SAN FRANCISCO–Attorney William Lerach, the onetime mastermind behind countless fraud-tainted securities class actions, said in an interview before going to prison that the illegal methods he used were common practice.
Mr. Lerach, now serving a two-year federal term for participation in a kickback scheme, justified his unethical conduct in a video presented at the PLUS International conference here Wednesday where legal actions resulting in directors and officers liability claims are a topic.
Mr. Lerach said, in the video titled "The Rise And Fall of William Lerach," that the illegal sharing of fees with persons who agreed to serve as named plaintiffs for class action lawsuits "was an industry practice."

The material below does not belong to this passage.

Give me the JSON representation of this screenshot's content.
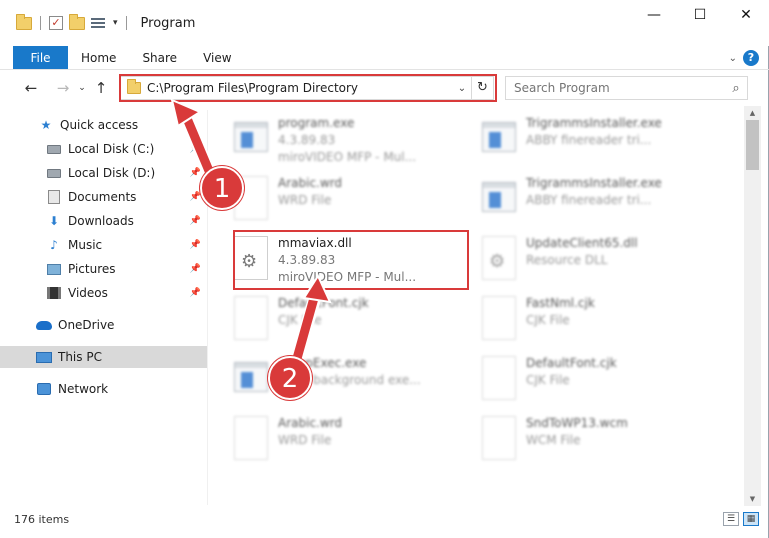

"It went on. Anyone who says otherwise isn't telling the truth," he said in the video.
"We were not voluntarily giving away a part of our legal fees because we wanted to. We weren't a church or a charity. We were a profit-making institution. We did it to beat the competition. We did it because that's what was done in the field," he said.
Further justifying his actions, he said: "You have to make a judgment. Do you want meritorious cases to be brought and litigated, or not? If they're not brought, and the plaintiff isn't compensated for bringing them, then justice will not be done. Wrongdoers will not be held accountable. Victims will not be compensated."
John Degnan, vice chairman and chief operating officer of The Chubb Corporation, who received the PLUS1 Award at the meeting in honor of his efforts to advance the image of the professional liability industry, said during a video excerpt, "Bill Lerach had nothing to do with the cleanup of corporate behavior."
There were clearly some cases of real corporate abuse prior to 2002, but that "does not justify criminal behavior by a lawyer who cloaks himself in the posture of a reformer, when in reality he's simply using that wrongdoing to benefit himself," Mr. Degnan said.
Mr. Lerach, at a later point in the video, said, "Sometimes you have to endure things that aren't great if you think there's a greater good. It may have been the ends justify the means.
"It may with the benefit of hindsight seem stupid or reckless. But when it was going on, nobody–and I mean nobody–ever thought what was going on was criminal in any way."
Admitting that he and other members of his firm knew it was "ethically improper," he also gave his views of ethical rules.
"The fact of the matter is that ethical rules are written by lawyers at big law firms, and judges who came from big law firms–and they're written to create a legal environment that protects powerful interests. It's that simple"
"Legal rules exist to protect the rich and powerful in society. We were up against that," he said.